Com curadoria de João Pinharanda, Liberdade - Portugal, lugar de encontros reúne “olhares artísticos contemporâneos, oriundos dos países que se expressam oficialmente em língua portuguesa” e oferece, segundo a folha de sala, “peças de um puzzle que outros artistas completarão e que nós próprios somos chamados a completar”.
Identidade(s) de Sawhney
Há coisa de dois anos, Nitin Sawhney trouxe-nos Immigrants, um álbum sintonizado em questões sociais – tema que, de resto, tem marcado as suas produções. Agora, anda ocupado com Identity. Lançado no ano passado, o novo disco pode ter outro foco, mas não escapa à regra da observação consciente e interventiva.
Em causa está uma celebração da identidade, em jeito de oposição positiva face a um mundo em que as pessoas se tornam “tão vociferantes ao imporem os seus juízos e definições dos outros que muitas vezes se esquecem da nossa humanidade comum”, explica o músico inglês.

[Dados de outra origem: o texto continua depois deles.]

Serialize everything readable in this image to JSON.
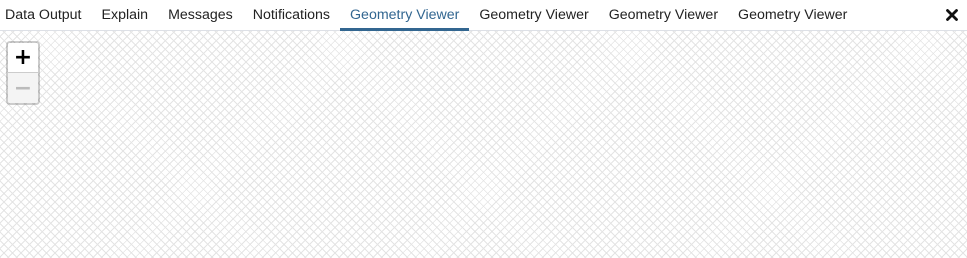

Sem surpresa, dado o eclectismo que sempre pautou a sua carreira, Sawhney afirma-a através da diversidade, seja em sons, referências ou nos cúmplices das canções: Natacha Atlas, Joss Stone e Lady Blackbird, mas também vozes de vítimas de violência doméstica e a participação do ex-futebolista e comentador Gary Lineker, afastado dos microfones da BBC por criticar a política do Governo britânico para a migração.
Criança ao poder
“Estou decidido a ser alguém e é já”, proclama o menino que há-de dinamitar convenções familiares e sociais com o seu olhar mordaz (mas pouco ou nada infantil) sobre as futilidades, obsessões e alienações dos adultos, em Victor ou as Crianças no Poder.
A peça-emblema do teatro surrealista, escrita pelo francês Roger Vitrac e estreada em 1928, é levada à cena numa co-produção dos Artistas Unidos e Os Possessos, segundo a tradução de Jorge Silva Melo, plena da ironia, subversão e sede de liberdade dessa criança que João Pedro Mamede, o encenador, descreve como “terrivelmente inteligente”.